In dialogism, the very capacity to have consciousness is based on otherness (Holquist 18). "Self" can never be a self-sufficient construct but is dialogic, or defined in relation, to the "other":

I get my self from the other; it is only from the other's categories that will let me be an object for my own perception ... In order to forge a self, I must do so from outside. In other words, I author myself. (Bahktin cited in Hoquist 28; emphasis added)

Dialogism argues that all meaning is relative in that it is the result of a relation between two bodies occupying simultaneous but different space. Reality is always experienced from a particular position.

Thus, I contend that the Fourth World television audience undertakes a transformative process whereby it reassigns the roles from the "other" viewing the "self" to the "self" viewing the "other". After initially idealising the First World, Fourth World viewers embark on the process of "otherising" the First World through an export of prejudice and import of pride. "Otherising" is not negative, as is commonly perceived.

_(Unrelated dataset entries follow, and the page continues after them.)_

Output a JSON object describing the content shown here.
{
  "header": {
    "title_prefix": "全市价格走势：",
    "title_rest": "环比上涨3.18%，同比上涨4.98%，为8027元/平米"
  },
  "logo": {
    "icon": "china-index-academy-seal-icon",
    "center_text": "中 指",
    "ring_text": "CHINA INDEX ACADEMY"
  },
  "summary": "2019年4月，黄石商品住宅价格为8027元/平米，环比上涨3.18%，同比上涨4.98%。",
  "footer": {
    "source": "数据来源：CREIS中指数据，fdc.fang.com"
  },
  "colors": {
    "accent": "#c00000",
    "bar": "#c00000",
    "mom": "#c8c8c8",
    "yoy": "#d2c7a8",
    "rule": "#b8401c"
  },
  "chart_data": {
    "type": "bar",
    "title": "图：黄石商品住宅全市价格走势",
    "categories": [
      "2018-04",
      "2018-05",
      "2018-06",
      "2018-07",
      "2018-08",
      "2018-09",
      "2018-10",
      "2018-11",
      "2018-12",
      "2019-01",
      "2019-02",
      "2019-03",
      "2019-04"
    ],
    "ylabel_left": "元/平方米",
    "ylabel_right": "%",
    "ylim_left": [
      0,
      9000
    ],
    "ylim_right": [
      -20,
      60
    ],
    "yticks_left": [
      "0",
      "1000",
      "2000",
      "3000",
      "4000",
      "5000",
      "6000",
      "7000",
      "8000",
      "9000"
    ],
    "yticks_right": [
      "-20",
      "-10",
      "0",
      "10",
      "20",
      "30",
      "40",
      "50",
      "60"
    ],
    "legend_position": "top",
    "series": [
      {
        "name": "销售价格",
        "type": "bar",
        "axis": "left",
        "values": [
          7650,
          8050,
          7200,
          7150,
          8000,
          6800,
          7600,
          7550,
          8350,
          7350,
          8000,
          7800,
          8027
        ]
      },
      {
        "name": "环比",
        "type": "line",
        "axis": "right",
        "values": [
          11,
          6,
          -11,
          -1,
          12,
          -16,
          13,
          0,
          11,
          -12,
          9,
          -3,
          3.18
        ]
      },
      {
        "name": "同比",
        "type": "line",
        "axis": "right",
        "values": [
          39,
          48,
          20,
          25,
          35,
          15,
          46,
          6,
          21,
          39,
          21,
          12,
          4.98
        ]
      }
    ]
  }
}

In fact, in the context of Fourth World viewers of First World television, it is necessary for self-defence, self-preservation, and self-construction.

Conclusion

Depending on who you ask, awareness of the outside world through television can lead to anything from enlightenment to damnation. But above all, images on the electronic box radically transform not only an understanding of the outside world but also the way Fourth World peoples define themselves and their relationship to each other. By presenting subaltern audiences with an objectified "other", television prompts the emergence of an objectified "self".

People who are heavily exposed to the media use it as their main raw material for perceiving and understanding the outside world. In this way, television determines how Fourth World peoples see and interact with others. In Brazil, for example, television trains villagers in national norms and teaches them how to deal with non-Brazilians (Kottak). As a facilitator of social interaction, television plays an integrative role in creating a pan-Brazilian identity. Thus, television also determines how Fourth World peoples see themselves.

The intimate awareness of otherness, presented by television images, has led Fourth World peoples to create a new concept of culture. In Fourth World cultures after television, people talk about "culture" in ways that were not possible before its arrival (Wilk 240). "Who are 'we'?" would not have been asked, or asked in the same way, were it not for the "Who are 'they'?" necessitated by the introduction of television. Paradoxically, contrary to most fears, television actually serves to create rather than destroy a national identity by forcing Fourth World peoples to re-define themselves.